In Attorney General William Barr, Donald Trump found someone willing to act as his personal defense attorney, up to and including lying for him, but with establishment credibility to burn. The Washington Post shows how important that establishment credibility is with an article in which a parade of Republican lawyers defend Barr with the view that he “has long advocated strengthening the power of the executive branch, and the attorney general has told other lawyers that he is more interested in protecting the presidency than the man in the job.”
One told the Post that “His behavior is sufficiently explained by his well-known and publicly articulated views to constitutional principles.” Another, who lawyers for Mike Pence, said that “He is going to follow what he believes is the law, politics be damned.”
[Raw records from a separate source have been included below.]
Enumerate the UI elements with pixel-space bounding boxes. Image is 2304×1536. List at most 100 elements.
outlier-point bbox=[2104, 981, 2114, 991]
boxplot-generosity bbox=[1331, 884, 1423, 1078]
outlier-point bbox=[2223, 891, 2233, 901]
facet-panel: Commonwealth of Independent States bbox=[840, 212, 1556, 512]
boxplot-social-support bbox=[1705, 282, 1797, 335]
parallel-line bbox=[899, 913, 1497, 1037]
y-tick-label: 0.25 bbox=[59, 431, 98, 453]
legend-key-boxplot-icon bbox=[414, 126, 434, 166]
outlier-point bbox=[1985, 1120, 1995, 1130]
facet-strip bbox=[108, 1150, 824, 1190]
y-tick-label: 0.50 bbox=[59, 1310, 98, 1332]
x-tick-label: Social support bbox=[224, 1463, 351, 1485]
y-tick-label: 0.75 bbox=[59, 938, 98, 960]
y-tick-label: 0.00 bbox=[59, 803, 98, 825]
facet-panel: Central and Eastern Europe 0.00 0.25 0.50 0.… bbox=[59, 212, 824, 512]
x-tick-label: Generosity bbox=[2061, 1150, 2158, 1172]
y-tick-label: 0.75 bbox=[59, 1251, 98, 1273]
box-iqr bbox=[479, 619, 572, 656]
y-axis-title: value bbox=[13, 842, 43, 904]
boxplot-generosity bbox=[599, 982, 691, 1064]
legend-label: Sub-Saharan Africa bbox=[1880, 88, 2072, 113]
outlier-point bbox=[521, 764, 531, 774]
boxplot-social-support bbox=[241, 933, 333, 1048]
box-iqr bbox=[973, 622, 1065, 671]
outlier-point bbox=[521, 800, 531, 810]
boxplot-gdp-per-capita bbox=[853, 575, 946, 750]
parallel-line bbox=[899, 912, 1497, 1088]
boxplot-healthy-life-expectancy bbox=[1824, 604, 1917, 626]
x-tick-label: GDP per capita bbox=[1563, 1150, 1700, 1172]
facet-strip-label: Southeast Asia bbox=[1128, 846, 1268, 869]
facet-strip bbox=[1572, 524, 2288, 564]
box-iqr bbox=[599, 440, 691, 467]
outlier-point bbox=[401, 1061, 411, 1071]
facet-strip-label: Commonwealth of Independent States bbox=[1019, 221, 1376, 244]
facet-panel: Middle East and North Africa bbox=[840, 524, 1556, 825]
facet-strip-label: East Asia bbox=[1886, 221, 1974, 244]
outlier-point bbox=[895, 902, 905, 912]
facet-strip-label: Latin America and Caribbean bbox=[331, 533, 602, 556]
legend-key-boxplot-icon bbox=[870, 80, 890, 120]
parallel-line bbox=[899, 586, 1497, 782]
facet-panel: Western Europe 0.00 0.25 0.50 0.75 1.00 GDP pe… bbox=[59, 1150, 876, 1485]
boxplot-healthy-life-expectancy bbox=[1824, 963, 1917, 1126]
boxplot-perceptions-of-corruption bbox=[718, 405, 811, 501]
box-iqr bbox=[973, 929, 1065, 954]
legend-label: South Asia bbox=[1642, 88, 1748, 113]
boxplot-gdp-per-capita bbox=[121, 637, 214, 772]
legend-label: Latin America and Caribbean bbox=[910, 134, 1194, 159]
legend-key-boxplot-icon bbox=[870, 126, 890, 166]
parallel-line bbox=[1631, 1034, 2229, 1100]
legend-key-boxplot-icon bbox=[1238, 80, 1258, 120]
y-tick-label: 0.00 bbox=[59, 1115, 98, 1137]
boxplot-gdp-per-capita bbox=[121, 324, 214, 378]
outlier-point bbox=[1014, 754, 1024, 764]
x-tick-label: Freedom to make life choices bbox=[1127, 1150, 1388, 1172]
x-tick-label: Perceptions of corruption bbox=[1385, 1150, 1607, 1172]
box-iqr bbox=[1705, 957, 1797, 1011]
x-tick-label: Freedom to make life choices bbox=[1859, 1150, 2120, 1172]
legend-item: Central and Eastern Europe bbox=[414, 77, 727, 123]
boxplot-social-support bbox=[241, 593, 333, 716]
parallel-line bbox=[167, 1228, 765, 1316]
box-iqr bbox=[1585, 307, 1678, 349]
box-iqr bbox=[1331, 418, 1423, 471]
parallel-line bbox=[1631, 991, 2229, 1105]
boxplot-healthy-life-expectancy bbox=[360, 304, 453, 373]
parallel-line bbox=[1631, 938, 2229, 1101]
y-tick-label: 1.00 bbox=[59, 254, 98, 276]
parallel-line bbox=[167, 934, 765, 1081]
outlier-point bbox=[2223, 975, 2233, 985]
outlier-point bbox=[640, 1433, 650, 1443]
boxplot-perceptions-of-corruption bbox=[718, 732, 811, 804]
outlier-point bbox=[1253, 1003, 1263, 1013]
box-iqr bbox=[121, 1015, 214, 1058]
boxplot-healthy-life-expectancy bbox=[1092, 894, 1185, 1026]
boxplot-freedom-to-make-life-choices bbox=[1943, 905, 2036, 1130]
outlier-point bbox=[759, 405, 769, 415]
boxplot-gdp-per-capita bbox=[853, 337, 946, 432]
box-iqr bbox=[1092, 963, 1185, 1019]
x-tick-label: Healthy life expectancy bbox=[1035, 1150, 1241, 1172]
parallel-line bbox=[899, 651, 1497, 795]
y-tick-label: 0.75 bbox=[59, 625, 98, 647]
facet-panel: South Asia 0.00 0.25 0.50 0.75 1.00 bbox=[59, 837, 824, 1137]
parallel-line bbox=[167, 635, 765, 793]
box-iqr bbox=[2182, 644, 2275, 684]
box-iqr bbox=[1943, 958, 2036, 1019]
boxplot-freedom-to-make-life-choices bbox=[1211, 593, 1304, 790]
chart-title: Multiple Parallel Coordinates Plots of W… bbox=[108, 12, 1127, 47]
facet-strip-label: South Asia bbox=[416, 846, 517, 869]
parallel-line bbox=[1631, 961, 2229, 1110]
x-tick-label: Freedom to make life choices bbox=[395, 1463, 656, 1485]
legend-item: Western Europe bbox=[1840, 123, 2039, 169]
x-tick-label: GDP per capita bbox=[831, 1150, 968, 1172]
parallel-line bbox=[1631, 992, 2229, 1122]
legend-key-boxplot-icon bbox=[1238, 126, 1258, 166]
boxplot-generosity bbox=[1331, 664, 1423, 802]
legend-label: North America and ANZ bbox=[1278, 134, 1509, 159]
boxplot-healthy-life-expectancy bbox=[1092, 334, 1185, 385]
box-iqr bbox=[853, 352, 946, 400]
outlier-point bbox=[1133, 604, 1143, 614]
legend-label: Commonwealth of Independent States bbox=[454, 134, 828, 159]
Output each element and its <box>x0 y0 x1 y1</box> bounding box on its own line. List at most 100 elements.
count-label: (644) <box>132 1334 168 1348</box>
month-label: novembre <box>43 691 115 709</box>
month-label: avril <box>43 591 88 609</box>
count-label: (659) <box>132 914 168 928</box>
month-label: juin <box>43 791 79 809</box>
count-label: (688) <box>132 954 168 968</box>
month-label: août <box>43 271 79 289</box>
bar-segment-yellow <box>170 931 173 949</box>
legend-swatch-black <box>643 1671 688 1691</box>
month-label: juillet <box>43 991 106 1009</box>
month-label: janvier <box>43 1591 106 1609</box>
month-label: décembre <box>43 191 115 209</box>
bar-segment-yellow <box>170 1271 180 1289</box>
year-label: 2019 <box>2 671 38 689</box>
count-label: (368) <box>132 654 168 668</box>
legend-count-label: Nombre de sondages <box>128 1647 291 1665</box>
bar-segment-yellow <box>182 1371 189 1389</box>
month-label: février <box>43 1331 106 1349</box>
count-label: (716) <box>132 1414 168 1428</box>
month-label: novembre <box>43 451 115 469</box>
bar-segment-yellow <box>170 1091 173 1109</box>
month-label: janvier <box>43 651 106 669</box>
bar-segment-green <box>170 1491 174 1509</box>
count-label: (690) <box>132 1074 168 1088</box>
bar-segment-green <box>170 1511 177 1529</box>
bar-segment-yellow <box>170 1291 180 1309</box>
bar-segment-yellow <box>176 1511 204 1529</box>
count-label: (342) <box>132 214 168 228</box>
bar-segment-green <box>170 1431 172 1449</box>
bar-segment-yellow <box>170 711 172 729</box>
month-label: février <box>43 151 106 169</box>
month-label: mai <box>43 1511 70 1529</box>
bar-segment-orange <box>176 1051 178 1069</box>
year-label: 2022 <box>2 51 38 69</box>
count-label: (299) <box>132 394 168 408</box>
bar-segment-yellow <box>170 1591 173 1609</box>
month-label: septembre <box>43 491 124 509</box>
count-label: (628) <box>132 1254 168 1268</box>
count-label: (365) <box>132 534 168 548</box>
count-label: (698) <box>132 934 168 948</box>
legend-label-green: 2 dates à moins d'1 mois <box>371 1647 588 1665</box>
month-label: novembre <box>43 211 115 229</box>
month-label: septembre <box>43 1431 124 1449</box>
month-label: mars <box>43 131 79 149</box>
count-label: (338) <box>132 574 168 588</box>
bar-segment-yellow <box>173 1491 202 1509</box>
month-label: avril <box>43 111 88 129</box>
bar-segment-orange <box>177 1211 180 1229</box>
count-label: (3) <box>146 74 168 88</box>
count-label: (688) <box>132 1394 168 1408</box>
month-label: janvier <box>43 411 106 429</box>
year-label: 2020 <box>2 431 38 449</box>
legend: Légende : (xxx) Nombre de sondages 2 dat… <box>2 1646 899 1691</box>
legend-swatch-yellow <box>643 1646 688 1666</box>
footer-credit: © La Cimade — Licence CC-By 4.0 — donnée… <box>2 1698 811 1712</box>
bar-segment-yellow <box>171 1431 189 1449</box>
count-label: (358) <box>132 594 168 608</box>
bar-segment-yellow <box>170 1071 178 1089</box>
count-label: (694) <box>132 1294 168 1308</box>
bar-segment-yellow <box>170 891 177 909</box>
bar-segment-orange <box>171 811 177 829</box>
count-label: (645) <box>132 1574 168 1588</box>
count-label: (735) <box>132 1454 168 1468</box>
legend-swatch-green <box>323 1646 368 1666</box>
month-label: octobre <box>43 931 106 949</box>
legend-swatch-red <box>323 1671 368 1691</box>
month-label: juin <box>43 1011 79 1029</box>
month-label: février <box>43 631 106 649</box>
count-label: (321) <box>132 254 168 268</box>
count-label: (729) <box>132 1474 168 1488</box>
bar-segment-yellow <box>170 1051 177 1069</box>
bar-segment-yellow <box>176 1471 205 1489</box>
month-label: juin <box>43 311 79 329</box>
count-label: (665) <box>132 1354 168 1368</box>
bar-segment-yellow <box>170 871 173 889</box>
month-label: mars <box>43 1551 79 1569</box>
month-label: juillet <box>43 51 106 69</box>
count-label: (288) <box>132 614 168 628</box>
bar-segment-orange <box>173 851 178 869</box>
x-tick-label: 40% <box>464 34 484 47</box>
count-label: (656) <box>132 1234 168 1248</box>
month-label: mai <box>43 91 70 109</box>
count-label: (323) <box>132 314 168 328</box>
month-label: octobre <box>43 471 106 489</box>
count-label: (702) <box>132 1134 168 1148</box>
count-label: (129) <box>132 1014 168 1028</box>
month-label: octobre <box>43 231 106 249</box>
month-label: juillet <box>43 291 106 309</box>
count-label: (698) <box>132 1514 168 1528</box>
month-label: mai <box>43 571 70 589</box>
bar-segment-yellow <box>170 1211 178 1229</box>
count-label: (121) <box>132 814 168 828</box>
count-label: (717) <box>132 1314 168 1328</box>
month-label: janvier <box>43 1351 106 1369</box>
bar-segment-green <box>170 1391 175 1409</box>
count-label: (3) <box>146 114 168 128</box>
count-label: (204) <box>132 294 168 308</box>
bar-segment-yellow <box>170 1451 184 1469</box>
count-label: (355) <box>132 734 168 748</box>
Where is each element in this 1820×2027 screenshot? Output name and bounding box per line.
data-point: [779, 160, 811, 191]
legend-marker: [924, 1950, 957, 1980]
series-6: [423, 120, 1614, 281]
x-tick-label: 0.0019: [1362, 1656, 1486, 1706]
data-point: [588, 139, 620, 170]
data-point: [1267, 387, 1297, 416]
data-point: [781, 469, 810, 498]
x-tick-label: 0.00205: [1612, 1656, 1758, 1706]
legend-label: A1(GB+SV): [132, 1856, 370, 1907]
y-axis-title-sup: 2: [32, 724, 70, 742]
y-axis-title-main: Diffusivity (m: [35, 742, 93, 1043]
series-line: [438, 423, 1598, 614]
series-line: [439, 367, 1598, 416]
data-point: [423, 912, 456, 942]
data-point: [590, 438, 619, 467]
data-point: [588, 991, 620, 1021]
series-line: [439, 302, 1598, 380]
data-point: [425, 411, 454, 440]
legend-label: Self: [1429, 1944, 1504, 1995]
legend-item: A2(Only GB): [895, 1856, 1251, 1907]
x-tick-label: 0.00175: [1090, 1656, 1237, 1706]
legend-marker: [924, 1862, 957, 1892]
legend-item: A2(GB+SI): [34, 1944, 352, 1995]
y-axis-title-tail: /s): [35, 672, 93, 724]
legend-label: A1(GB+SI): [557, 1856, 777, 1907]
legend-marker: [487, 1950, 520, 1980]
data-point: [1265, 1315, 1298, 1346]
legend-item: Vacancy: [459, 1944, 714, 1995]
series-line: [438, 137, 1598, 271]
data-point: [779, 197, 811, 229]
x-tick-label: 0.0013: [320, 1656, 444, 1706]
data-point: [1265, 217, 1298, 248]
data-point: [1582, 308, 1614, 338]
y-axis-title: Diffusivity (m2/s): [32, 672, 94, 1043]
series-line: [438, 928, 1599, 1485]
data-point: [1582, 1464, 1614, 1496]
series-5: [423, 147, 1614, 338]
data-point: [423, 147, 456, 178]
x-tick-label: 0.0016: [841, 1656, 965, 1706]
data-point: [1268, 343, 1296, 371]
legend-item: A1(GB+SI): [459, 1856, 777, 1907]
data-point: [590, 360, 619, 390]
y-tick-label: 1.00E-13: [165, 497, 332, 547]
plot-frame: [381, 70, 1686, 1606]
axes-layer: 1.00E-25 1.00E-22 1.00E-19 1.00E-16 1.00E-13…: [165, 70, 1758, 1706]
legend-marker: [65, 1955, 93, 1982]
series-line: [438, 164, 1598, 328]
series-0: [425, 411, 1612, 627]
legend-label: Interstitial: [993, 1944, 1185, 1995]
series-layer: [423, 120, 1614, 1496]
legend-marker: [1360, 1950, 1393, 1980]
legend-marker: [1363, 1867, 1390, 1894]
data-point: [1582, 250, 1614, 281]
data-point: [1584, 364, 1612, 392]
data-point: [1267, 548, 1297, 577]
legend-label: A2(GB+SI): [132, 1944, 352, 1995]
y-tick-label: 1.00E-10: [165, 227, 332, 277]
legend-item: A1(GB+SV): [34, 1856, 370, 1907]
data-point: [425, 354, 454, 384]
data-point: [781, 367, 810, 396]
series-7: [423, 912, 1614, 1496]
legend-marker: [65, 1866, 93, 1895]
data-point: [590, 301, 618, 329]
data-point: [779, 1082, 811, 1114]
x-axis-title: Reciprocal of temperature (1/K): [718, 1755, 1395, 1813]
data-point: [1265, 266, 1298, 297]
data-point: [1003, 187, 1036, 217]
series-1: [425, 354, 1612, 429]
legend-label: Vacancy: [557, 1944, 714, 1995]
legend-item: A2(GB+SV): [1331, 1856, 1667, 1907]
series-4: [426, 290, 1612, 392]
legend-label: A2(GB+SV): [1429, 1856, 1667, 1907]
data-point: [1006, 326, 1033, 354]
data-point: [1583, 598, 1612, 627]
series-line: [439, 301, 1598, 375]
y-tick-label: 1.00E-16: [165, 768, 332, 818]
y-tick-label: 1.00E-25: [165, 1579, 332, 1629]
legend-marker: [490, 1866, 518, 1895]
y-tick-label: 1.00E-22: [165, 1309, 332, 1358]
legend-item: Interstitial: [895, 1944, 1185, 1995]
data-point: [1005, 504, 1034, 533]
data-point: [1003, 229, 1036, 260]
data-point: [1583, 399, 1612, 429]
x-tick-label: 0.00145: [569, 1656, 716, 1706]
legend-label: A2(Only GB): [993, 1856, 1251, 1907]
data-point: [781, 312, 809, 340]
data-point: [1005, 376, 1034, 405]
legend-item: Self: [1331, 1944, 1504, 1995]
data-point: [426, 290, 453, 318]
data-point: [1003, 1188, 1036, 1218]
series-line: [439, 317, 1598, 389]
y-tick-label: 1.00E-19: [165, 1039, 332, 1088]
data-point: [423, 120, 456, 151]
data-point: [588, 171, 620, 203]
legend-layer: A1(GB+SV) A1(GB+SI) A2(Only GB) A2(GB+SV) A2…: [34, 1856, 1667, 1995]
Really? Lying to Congress is part of a constitutional principle and/or following what he believes is the law? Because there can’t be a serious argument that Barr didn’t lie to Congress. We know that at an April 9 House hearing Barr claimed he didn’t know how Robert Mueller felt about Barr’s summary of his report—after Mueller had on March 27 sent Barr a letter objecting to Barr’s summary. Barr’s claim is a lie.
Trump knows it, too. People close to Trump say he’s happy with Barr’s loyalty, and as we’ve seen time and time again, Trump defines loyalty as being willing to lie for him. Even some of Trump’s allies, though, are calling it “shortsighted” to be happy about Barr’s loss of credibility.
The thing about William Barr is that he had establishment credibility to burn—but he’s been torching it awfully enthusiastically. People are noticing the flames, and eventually the fuel burns out.